A neuf heures du matin ce samedi d’avril au port de Miami, les coups de sifflet et les embouteillages rappellent brutalement que la parenthèse enchantée des vacances est finie. Après une semaine à naviguer dans les Caraïbes, les passagers de l’Icon of the Seas récupèrent leurs objets interdits – fers à repasser et sèche-cheveux XXL – et patientent sur le trottoir encombré de bagages avant de partir retrouver leur quotidien. Il faut faire vite : dans une heure, en haut du grand escalator, le navire commencera à embarquer sa nouvelle cargaison de passagers : jusqu’à 7.600 clients et 2.350 membres d’équipage.
Avec ses 365 mètres de long et ses 16 ponts, le paquebot construit en Finlande et lancé en janvier s’affiche comme le plus grand paquebot du monde. D’une poignée de mètres seulement sur son prédécesseur, mais peu importe : naviguer sur l’Icon of the Seas, c’est « s’acheter le droit de frimer », a promis son concepteur Royal Caribbean. Avec 80 % de clients nord-américains, le produit est fait pour qui aime la performance et le grand spectacle, le miroir d’une Amérique hédoniste et consumériste.
Cauchemar ou expérience unique
Du parc aquatique à la vague de surf en passant par le mur d’escalade ou la piste de footing (il faut 7 tours et demi pour boucler un 5 kilomètres) ; des salles de spectacle dignes de Broadway à la promenade plantée bordée de commerces (pompeusement appelée « Central Park ») en passant par le calme luxueux du spa aux salles tamisées des restaurants sur réservation : il faut créer l’effet « waouh », refléter l’abondance tout en parlant à chacun.
« L’Icon of the Seas est une combinaison inédite de vacances où chaque membre de la famille peut profiter de sa propre version des vacances, sans compromis », résume Jay Schneider, directeur de l’innovation produit au sein de Royal Caribbean International . C’est le bateau qui est le voyage, davantage que la destination.
Pour beaucoup de non-initiés, se retrouver avec des milliers de congénères dans une gigantesque barre d’immeubles flottante serait le pire cauchemar des vacances. Un journaliste-écrivain prêt à louer sa plume au journal le plus offrant (The Atlantic) a fait la croisière inaugurale. « Dites-moi juste quel degré de satire vous voulez », avait-il demandé. La facture a été salée (19.000 dollars pour une suite réservée au dernier moment) et le récit a été acide.
Mais pour beaucoup de consommateurs en quête d’expériences, la croisière est devenue une case à cocher sur le bingo des vacances.
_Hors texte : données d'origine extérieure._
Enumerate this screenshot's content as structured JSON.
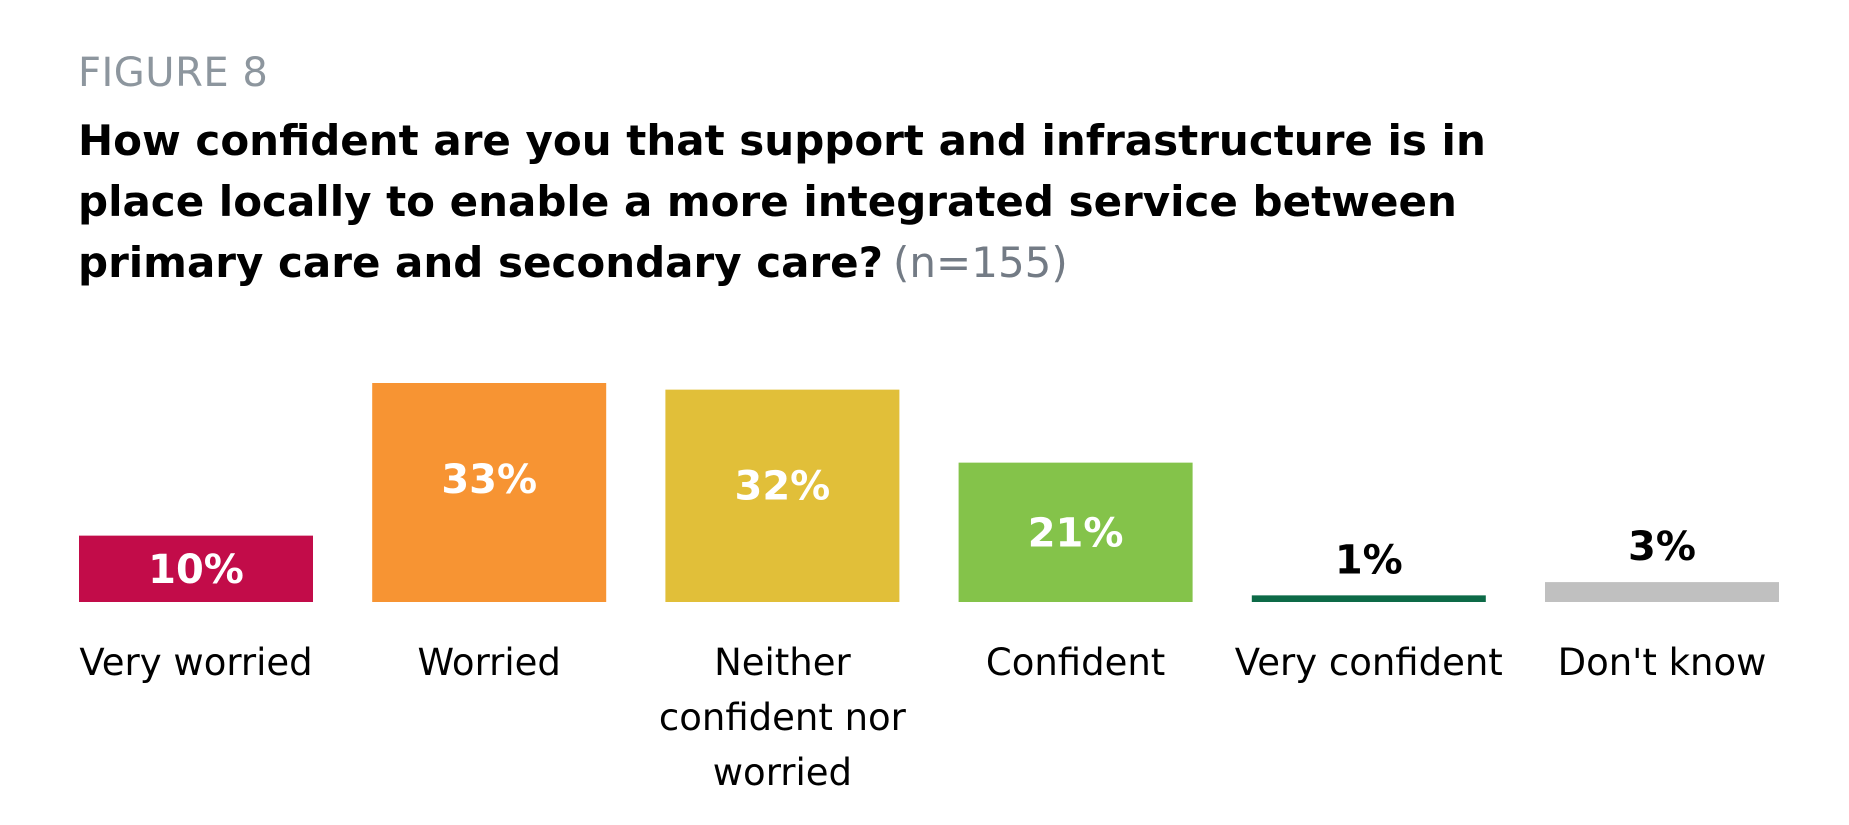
{
  "figure_label": "FIGURE 8",
  "title": "How confident are you that support and infrastructure is in place locally to enable a more integrated service between primary care and secondary care?",
  "sample_note": "(n=155)",
  "chart_data": {
    "type": "bar",
    "title": "How confident are you that support and infrastructure is in place locally to enable a more integrated service between primary care and secondary care?",
    "categories": [
      [
        "Very worried"
      ],
      [
        "Worried"
      ],
      [
        "Neither",
        "confident nor",
        "worried"
      ],
      [
        "Confident"
      ],
      [
        "Very confident"
      ],
      [
        "Don't know"
      ]
    ],
    "values": [
      10,
      33,
      32,
      21,
      1,
      3
    ],
    "value_labels": [
      "10%",
      "33%",
      "32%",
      "21%",
      "1%",
      "3%"
    ],
    "colors": [
      "#c20c49",
      "#f79433",
      "#e1bf39",
      "#84c34a",
      "#0d6a47",
      "#c0c0c0"
    ],
    "label_colors": [
      "#ffffff",
      "#ffffff",
      "#ffffff",
      "#ffffff",
      "#000000",
      "#000000"
    ],
    "unit": "%",
    "ylim": [
      0,
      33
    ],
    "grid": false,
    "legend": "none",
    "xlabel": "",
    "ylabel": ""
  }
}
L’image des milliers de touristes piégés par le coronavirus sur leur hôtel flottant au large des côtes de Floride ou du Japon au printemps 2020 s’est ainsi déjà effacée, pour laisser la place à une industrie plus florissante que jamais, aux Etats-Unis au moins.
« Les croisières sont de nouveau en vogue dans la culture populaire. Elles ont été réinventées après plus de deux ans de Covid. Là où elles avaient perdu de leur éclat, l’attrait est de retour et, quel que soit le prix, elles sont valorisées », pointait Morgan Stanley en février, à partir de son étude qualitative – le « cruise chat » – auprès des agents de voyages américains. « La taille de nos navires n’est rentable que si nous pouvons attirer la demande de nos clients à un niveau de prix plus élevé, ce que l’Icon nous a permis de faire », explique Jay Schneider.
T-shirts customisés pour toute la famille
Avec l’Icon of the Seas et ses couleurs instagrammables, le croisiériste acte même un changement générationnel. « Plus d’un passager sur deux est un Millénial (né dans les années 1980 et début des années 1990, NDLR) ou plus jeune », indiquait le PDG Jason Liberty fin juillet, lors des derniers résultats trimestriels. Et de fait, les passagers qui débarquent et embarquent ce samedi d’escale sont loin de l’image de croisiéristes uniquement retraités. En famille ou en bande, avec leurs t-shirts identiques pour célébrer « les 15 ans » d’une jeune fille ou « le 18e anniversaire » de leur première croisière, ils ressemblent en réalité à une Amérique diverse et métissée.
Oreilles percées et tatouage à l’ouverture de son polo, Kyle a le look branché du travailleur social (qu’il est, à Chicago) et vient de terminer sa semaine à bord du paquebot. Il a « beaucoup aimé ». « On était neuf de la même famille à se retrouver pour la semaine, on avait réservé il y a plus de deux ans et en partageant ma cabine j’ai payé 900 dollars, plus 200 dollars à bord pour des verres ».